Department of Pathology, University of Pittsburgh Medical Center, Pittsburgh, PA.
Department of Pathology, Massachusetts General Hospital, Boston, MA.
Am J Surg Pathol. 2020 Jul;44(7):881-892. doi: 10.1097/PAS.0000000000001489.
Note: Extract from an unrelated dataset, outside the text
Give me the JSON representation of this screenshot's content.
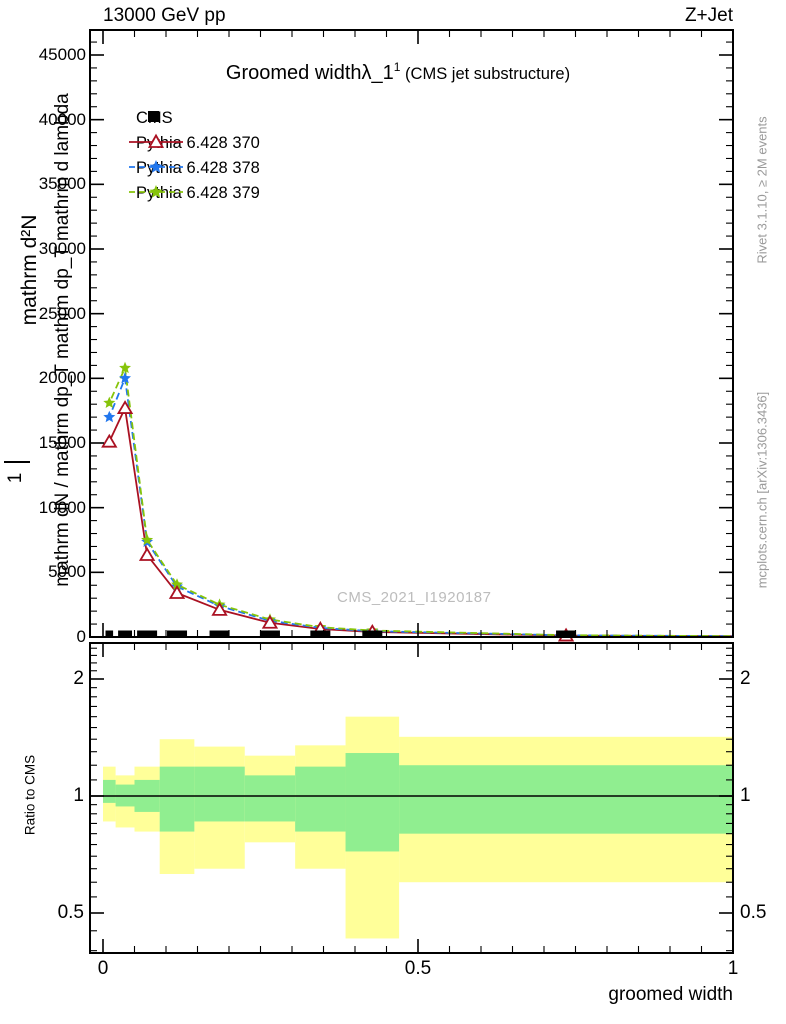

In follicular thyroid neoplasms without invasion, a diagnosis of atypical adenoma (AA) (follicular tumor of uncertain malignant potential) may be rendered if atypical features (indefinite capsular/vascular invasion, necrosis, solid growth, increased mitoses) are present. This study compares clinical, histologic, and molecular features of patients with AAs (n=31), nonmetastatic follicular thyroid carcinoma (nmFTC) (n=18), and metastatic follicular thyroid carcinoma (mFTC) (n=38). Patients with mFTC were older. Mitotic activity in areas of solid growth was greatest in mFTC (P=0.05). Oncocytic tumors tended to show solid growth (P=0.04). The presence or frequency of capsular and/or vascular invasion was not different between nmFTC and mFTC. TERT promoter mutations were higher in patients with mFTC (50%) than nmFTC (25%) and AA (10%) (P=0.02). TERT promoter mutation was associated with necrosis (P=0.01) and solid growth plus increased mitoses (P=0.03). Necrosis and TERT promoter mutations were identified in all groups, most frequently in mFTC. The combination of solid growth with increased mitoses, necrosis, and TERT promoter mutation was only seen in follicular carcinomas. Poorly differentiated features, vascular invasion, and TERT promoter mutation correlated with metastasis in FTC. Given the low frequency of necrosis and TERT promoter mutation in AAs, close clinical follow-up is recommended in patients with these findings, especially if additional atypical features (such as solid growth plus mitoses) are present.
在无侵袭性滤泡甲状腺肿瘤中,如果存在非典型特征(不确定的包膜/血管侵袭、坏死、实性生长、核分裂增多),可以诊断为非典型腺瘤(AA)(滤泡肿瘤恶性潜能不确定)。本研究比较了 31 例 AA 患者、18 例非转移性滤泡甲状腺癌(nmFTC)患者和 38 例转移性滤泡甲状腺癌(mFTC)患者的临床、组织学和分子特征。mFTC 患者年龄较大。实性生长区的有丝分裂活性在 mFTC 中最大(P=0.05)。嗜酸细胞肿瘤往往表现为实性生长(P=0.04)。nmFTC 和 mFTC 之间包膜和/或血管侵袭的存在或频率没有差异。TERT 启动子突变在 mFTC 患者(50%)中高于 nmFTC(25%)和 AA(10%)(P=0.02)。TERT 启动子突变与坏死(P=0.01)和实性生长伴核分裂增多(P=0.03)相关。所有组均存在坏死和 TERT 启动子突变,在 mFTC 中最常见。实性生长伴核分裂增多、坏死和 TERT 启动子突变的组合仅见于滤泡癌。低分化特征、血管侵袭和 TERT 启动子突变与 FTC 的转移相关。鉴于 AA 中坏死和 TERT 启动子突变的频率较低,建议对有这些发现的患者进行密切的临床随访,特别是如果存在其他非典型特征(如实性生长伴核分裂增多)。